The waiting room cannot hold more than NUM_WAITING_CHAIRS customers. The waitingRoom lock must be held in order to examine the number of waiting customers, and the number waiting is incremented if the waiting room is not full before the lock is released. The number of waiting customers is decremented exactly once for every time it is incremented, so it is an accurate count of the number of waiting customers.
At most one customer can be in the barber chair at once. A mutex lock prevents more than one customer from possessing the chair at a time.
The following events are properly sequenced: customer waits in waiting room, customer sits in barber chair, barber cuts customer's hair, barber finishes haircut, customer leaves. The customer begins by waiting in the waiting room for the barber chair to become availabe. Only one customer at a time can acquire the barber chair lock, and the barber chair lock must be acquired before the customer can sit down. The customer now cannot proceed past waiting for the haircut to finish until the barber has finished the haircut. Meanwhile, the barber cannot proceed past the "waiting for customers" stage until signalled by the customer, which occurs after the customer has sat in the barber chair. The barber then cuts the hair and finishes the haircut, signalling the customer that the haircut is complete. The customer is then able to leave. The barber cannot proceed past the "waiting for customers" stage again until the next customer is seated in the barber's chair. Since only one customer at a time can make it past the "acquire barber chair lock" step, the right customer is signalled when the barber finishes the haircut. (This can also be demonstrated by lining up the customer and barber code side-by-side, pairing the signals and waits on the semaphores - the parts of the customer and barber which overlap between the signals and waits can safely be executed in any order, and using semaphores means that it is OK if one signals before the other waits.)

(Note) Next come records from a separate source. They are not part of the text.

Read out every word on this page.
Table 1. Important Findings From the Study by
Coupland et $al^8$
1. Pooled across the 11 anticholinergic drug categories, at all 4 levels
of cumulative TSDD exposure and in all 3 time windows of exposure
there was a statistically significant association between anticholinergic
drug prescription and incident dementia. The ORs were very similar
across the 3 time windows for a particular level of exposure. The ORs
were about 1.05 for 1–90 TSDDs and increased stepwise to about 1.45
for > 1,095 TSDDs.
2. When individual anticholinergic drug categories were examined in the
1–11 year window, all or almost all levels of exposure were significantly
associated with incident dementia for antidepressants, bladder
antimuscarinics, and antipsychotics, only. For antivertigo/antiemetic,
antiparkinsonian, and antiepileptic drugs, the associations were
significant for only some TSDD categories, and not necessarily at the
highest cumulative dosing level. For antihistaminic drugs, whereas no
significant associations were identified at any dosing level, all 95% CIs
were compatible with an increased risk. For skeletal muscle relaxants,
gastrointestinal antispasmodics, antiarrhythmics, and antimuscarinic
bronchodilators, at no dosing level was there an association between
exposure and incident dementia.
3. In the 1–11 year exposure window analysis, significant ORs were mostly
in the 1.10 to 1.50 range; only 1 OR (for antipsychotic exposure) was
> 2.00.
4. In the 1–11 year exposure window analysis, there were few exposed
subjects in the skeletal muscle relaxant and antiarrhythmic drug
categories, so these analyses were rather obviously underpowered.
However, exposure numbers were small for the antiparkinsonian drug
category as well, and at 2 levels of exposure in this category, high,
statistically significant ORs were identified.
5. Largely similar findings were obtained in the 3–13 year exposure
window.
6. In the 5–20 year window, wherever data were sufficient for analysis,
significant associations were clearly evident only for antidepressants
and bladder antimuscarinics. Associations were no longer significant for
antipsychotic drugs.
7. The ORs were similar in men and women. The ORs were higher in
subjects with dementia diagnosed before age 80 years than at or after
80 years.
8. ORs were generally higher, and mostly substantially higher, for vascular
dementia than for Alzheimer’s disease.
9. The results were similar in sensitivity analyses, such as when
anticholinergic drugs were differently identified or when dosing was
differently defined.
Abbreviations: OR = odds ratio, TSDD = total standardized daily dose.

The barber doesn't oversleep and miss a customer sitting in the barber chair. Each customer signals the barber when they've sat down, and using semaphores means that the order in which the customer signals and the barber waits doesn't matter. (With a condition variable, if the customer signalled before the barber went back to sleep after the previous customer, the barber would miss the wakeup call.)
There is no deadlock. The only time that hold-and-wait occurs is when the customer is holding the barberchair lock and is attempting to acquire the waitingRoom lock. However, whenever the waitingRoom lock is held, there is nothing (other than the scheduling of the thread to run) to prevent the lock from being released.